Narhem fut instantanément aveuglé par un soleil brillant et étouffé par la chaleur brûlante l’environnant. Les odeurs lui sautèrent au nez, mélange de transpiration et d’épices. Les hurlements qui l’entouraient l’assourdirent. Il s’écroula, un poids lourd sur les épaules venant de l’y contraindre et des cris de joie explosèrent près de lui. On le retourna et un coup de poing magistral vint s’abattre sur sa joue. Il sentit le goût du fer dans sa bouche.
Les combats de taverne lui revinrent et il réagit instantanément. Encore à demi aveuglé, il évita le coup suivant et repoussa son adversaire, qui se jeta sur lui et, les mains sur sa gorge, serra. Narhem comprit soudain que le combat ne laisserait qu’un seul survivant. Une image lui sauta aux yeux : lui, hurlant sur un coq, l’enjoignant à attaquer et à tuer. Il avait tout parié sur lui. Le gallinacé avait intérêt à se montrer à la hauteur. Aujourd’hui, il était l’animal sur qui on misait. Il eut envie de vomir.
Au bord de l’inanition, il enfonça ses pouces dans les yeux de son adversaire qui recula. Narhem respira fortement et se redressa, au moment exact où son adversaire faisait de même et fonçait sur lui. Narhem le roua de coups et ses poings se couvrirent de sang sous les hourras d’une foule en délire. Enfin, l’autre ne bougea plus, cadavre inanimé. Narhem venait de tuer quelqu’un pour la première fois.

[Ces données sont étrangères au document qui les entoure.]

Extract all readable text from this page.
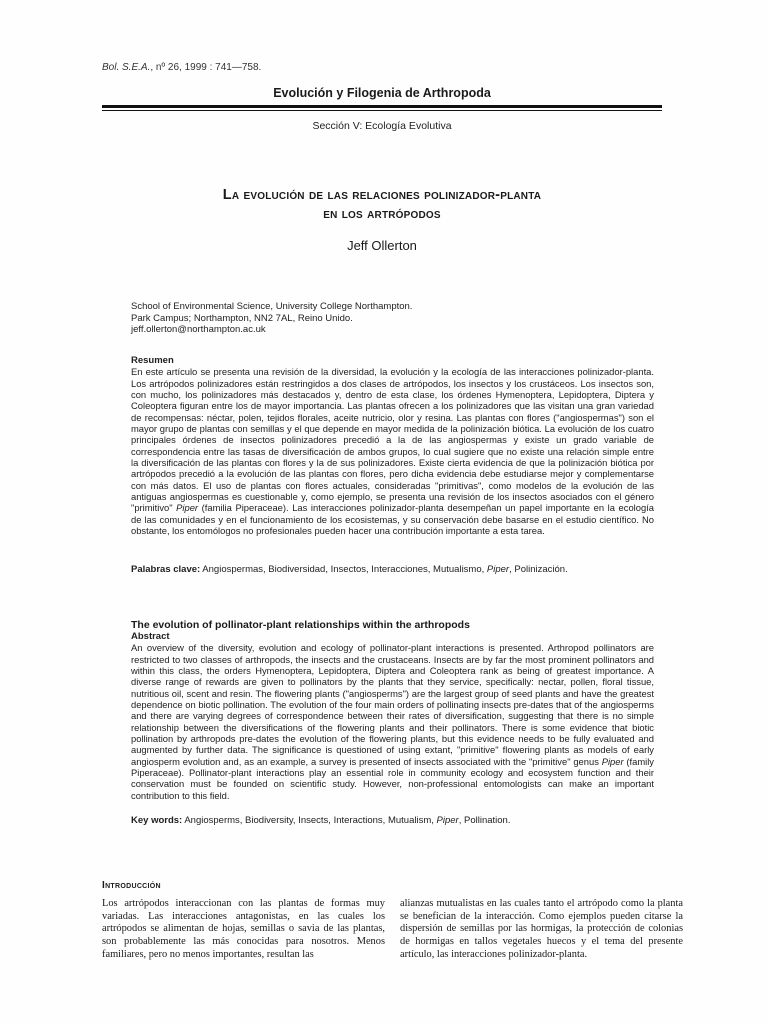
Bol. S.E.A., nº 26, 1999 : 741—758.
Evolución y Filogenia de Arthropoda
Sección V: Ecología Evolutiva
La evolución de las relaciones polinizador-planta
en los artrópodos
Jeff Ollerton
School of Environmental Science, University College Northampton.
Park Campus; Northampton, NN2 7AL, Reino Unido.
jeff.ollerton@northampton.ac.uk
Resumen
En este artículo se presenta una revisión de la diversidad, la evolución y la ecología de las interacciones polinizador-planta. Los artrópodos polinizadores están restringidos a dos clases de artrópodos, los insectos y los crustáceos. Los insectos son, con mucho, los polinizadores más destacados y, dentro de esta clase, los órdenes Hymenoptera, Lepidoptera, Diptera y Coleoptera figuran entre los de mayor importancia. Las plantas ofrecen a los polinizadores que las visitan una gran variedad de recompensas: néctar, polen, tejidos florales, aceite nutricio, olor y resina. Las plantas con flores ("angiospermas") son el mayor grupo de plantas con semillas y el que depende en mayor medida de la polinización biótica. La evolución de los cuatro principales órdenes de insectos polinizadores precedió a la de las angiospermas y existe un grado variable de correspondencia entre las tasas de diversificación de ambos grupos, lo cual sugiere que no existe una relación simple entre la diversificación de las plantas con flores y la de sus polinizadores. Existe cierta evidencia de que la polinización biótica por artrópodos precedió a la evolución de las plantas con flores, pero dicha evidencia debe estudiarse mejor y complementarse con más datos. El uso de plantas con flores actuales, consideradas "primitivas", como modelos de la evolución de las antiguas angiospermas es cuestionable y, como ejemplo, se presenta una revisión de los insectos asociados con el género "primitivo" Piper (familia Piperaceae). Las interacciones polinizador-planta desempeñan un papel importante en la ecología de las comunidades y en el funcionamiento de los ecosistemas, y su conservación debe basarse en el estudio científico. No obstante, los entomólogos no profesionales pueden hacer una contribución importante a esta tarea.
Palabras clave: Angiospermas, Biodiversidad, Insectos, Interacciones, Mutualismo, Piper, Polinización.
The evolution of pollinator-plant relationships within the arthropods
Abstract
An overview of the diversity, evolution and ecology of pollinator-plant interactions is presented. Arthropod pollinators are restricted to two classes of arthropods, the insects and the crustaceans. Insects are by far the most prominent pollinators and within this class, the orders Hymenoptera, Lepidoptera, Diptera and Coleoptera rank as being of greatest importance. A diverse range of rewards are given to pollinators by the plants that they service, specifically: nectar, pollen, floral tissue, nutritious oil, scent and resin. The flowering plants ("angiosperms") are the largest group of seed plants and have the greatest dependence on biotic pollination. The evolution of the four main orders of pollinating insects pre-dates that of the angiosperms and there are varying degrees of correspondence between their rates of diversification, suggesting that there is no simple relationship between the diversifications of the flowering plants and their pollinators. There is some evidence that biotic pollination by arthropods pre-dates the evolution of the flowering plants, but this evidence needs to be fully evaluated and augmented by further data. The significance is questioned of using extant, "primitive" flowering plants as models of early angiosperm evolution and, as an example, a survey is presented of insects associated with the "primitive" genus Piper (family Piperaceae). Pollinator-plant interactions play an essential role in community ecology and ecosystem function and their conservation must be founded on scientific study. However, non-professional entomologists can make an important contribution to this field.
Key words: Angiosperms, Biodiversity, Insects, Interactions, Mutualism, Piper, Pollination.
Introducción
Los artrópodos interaccionan con las plantas de formas muy variadas. Las interacciones antagonistas, en las cuales los artrópodos se alimentan de hojas, semillas o savia de las plantas, son probablemente las más conocidas para nosotros. Menos familiares, pero no menos importantes, resultan las
alianzas mutualistas en las cuales tanto el artrópodo como la planta se benefician de la interacción. Como ejemplos pueden citarse la dispersión de semillas por las hormigas, la protección de colonias de hormigas en tallos vegetales huecos y el tema del presente artículo, las interacciones polinizador-planta.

À genoux, il haletait. Il leva les yeux pour découvrir ses agresseurs et la tête lui tourna. Autour de lui, partout, des créatures humanoïdes à la peau bleue sombre, aux oreilles pointues, aux cheveux longs et noirs, vêtues de vêtements colorés longs et couvrant.
Pas le temps de recouvrer ses esprits. L’un d’eux se campa devant lui et dit quelque chose dans une langue que Narhem ne comprit pas. Heureusement, le geste de la main de son interlocuteur lui permit de comprendre qu’il devait se lever. Il obtempéra et se laissa repasser la laisse autour du sexe.
Hébété, il suivit son tortionnaire sur des chemins de sable sombre sinuant entre des huttes de pierre aux toits de chaume. Parfois, une habitation à un étage apparaissait mais elles étaient rares. Le soleil brillait dans un ciel sans nuage.
Ils entrèrent dans l’une des huttes. La créature à la peau noire l’amena au fond de la hutte et attacha la laisse à un anneau fixé à un poteau enfiché dans le sol puis s’éloigna. Narhem mit un moment à reprendre ses esprits.
Dans la hutte se trouvaient quatre autres hommes, dans la même position que lui, chacun lié à son poteau par les couilles, les mains libres, ne touchant pourtant pas les cordes qu’il serait aisé de défaire. Narhem regarda sa laisse. Pourquoi aucun d’eux ne tentait quoi que ce soit ? Narhem décida de jouer la prudence. Exténué par le combat, il s’assit sur le sol, rêvant soudain d’un peu d’eau fraîche.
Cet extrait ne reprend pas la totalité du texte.